His mouth moved into a half smile. “Not at all. You were frank with me and deserve the sa
me consideration. I loved Maryann and wanted to marry her, but she’s a successful attorney and, well, I’ll simplify it by explaining that her career is more important to her than marriage. Somehow or another we got involved in a game of ultimatums. I wanted a wife and children. Maryann claimed she wasn’t ready for either. In the end she suggested a compromise. She thought it was a good idea for us to move in together. I wasn’t willing to fall into that trap, and that was more or less the end of it.”
“You still love her, don’t you?”
Glen lowered his gaze. “I think it’s very much like you and Jeff, I don’t think I’ll ever stop loving her. It’s been several months now and nothing’s going to change. I’ve accepted that and apparently so has she. We still bump into each other in court occasionally, and it’s awkward, but there’s nothing left for either of us to say.”
“Then it doesn’t bother you that I have a child?”
Glen straightened in his seat. “Bother me? I consider your son a bonus.”
“Don’t say that until you meet him. He’s quite a character.”
“I’m looking forward to doing exactly that.”
They were nearing the Seattle dock and Glen stood, eager for them to be on their way. He glanced at the gold watch on his wrist. “You think Timmy might still be awake?”

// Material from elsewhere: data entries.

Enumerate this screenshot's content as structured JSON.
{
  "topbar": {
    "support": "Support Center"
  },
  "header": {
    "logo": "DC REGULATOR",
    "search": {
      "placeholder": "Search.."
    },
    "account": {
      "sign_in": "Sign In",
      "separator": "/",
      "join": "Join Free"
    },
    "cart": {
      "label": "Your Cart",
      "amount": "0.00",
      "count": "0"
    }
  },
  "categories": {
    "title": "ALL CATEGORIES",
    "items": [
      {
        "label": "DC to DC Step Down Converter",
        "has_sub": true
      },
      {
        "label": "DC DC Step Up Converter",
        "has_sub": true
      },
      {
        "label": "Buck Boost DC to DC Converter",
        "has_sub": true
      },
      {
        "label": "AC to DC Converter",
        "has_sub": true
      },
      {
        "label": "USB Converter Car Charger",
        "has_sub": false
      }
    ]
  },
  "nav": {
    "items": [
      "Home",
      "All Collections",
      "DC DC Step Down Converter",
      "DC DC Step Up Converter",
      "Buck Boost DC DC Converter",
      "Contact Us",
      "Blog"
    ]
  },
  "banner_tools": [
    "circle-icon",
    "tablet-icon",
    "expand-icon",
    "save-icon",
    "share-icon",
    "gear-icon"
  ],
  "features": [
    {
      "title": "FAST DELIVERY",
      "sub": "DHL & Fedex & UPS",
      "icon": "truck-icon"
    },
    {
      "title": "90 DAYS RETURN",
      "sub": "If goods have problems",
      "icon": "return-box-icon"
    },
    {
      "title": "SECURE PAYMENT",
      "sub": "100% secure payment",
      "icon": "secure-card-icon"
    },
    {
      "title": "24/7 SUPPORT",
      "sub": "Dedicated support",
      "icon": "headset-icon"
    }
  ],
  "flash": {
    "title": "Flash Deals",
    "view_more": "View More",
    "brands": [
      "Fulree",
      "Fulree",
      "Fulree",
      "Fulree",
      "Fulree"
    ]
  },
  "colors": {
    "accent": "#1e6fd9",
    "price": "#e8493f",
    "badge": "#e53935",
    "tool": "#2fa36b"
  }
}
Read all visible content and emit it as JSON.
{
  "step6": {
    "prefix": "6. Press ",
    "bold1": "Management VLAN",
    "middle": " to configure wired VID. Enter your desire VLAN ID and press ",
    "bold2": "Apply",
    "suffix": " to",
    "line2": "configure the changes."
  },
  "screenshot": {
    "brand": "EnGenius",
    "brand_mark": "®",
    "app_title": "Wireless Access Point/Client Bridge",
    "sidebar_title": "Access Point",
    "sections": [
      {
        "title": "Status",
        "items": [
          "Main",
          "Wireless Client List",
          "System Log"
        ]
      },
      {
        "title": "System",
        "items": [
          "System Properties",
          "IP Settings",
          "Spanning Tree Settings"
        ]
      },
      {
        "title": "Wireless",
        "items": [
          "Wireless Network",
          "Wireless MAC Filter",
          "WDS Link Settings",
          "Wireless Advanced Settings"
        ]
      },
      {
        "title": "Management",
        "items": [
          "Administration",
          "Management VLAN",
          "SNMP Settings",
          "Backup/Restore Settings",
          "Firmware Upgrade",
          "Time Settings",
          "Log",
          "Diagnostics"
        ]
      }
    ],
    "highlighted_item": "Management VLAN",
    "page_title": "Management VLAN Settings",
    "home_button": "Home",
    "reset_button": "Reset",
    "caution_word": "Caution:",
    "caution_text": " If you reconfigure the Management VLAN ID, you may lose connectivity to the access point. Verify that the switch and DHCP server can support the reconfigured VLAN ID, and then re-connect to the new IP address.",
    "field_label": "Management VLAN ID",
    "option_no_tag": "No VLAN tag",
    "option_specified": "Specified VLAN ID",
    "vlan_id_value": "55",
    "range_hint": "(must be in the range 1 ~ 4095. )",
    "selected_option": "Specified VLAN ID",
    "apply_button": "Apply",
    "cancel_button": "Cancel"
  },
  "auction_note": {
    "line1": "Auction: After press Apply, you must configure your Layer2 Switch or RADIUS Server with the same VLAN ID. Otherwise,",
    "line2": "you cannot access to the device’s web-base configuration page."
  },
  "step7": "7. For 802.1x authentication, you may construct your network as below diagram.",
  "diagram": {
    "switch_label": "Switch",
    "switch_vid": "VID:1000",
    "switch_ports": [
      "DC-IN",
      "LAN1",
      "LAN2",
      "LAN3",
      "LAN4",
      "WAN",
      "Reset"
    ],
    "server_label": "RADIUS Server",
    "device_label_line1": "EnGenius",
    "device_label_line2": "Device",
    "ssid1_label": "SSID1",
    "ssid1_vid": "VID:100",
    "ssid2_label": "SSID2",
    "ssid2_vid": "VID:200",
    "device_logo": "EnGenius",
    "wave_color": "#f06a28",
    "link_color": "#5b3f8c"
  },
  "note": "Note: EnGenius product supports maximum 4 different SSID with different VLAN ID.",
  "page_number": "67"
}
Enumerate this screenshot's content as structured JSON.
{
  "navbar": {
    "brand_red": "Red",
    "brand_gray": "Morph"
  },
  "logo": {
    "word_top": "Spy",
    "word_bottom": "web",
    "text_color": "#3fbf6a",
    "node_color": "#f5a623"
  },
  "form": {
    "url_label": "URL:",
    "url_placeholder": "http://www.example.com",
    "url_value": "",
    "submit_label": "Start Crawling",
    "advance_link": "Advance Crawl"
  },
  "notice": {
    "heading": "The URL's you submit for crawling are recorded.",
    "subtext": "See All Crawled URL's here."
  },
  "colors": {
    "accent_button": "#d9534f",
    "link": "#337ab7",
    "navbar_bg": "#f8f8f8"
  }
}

Jody laughed and nodded. “I’m sure of it. He’s anxious to meet you too and please don’t hold it against me if he asks you a lot of personal questions.”
“Does Timmy like sports?”
“He loves them. According to his coach, he’s going to be a dynamite pitcher someday.”
“Really.” Glen actually beamed. “I was the pitcher for our high school team.”
“You were?” This was like a match made in heaven. Almost too good to be true. “If you mention that to my son, he’ll be your friend for life.”
Their pace was fast as they headed toward the car. Glen’s hand was at Jody’s elbow and although they were walking up a steep hill, it didn’t seem to thwart their enthusiasm.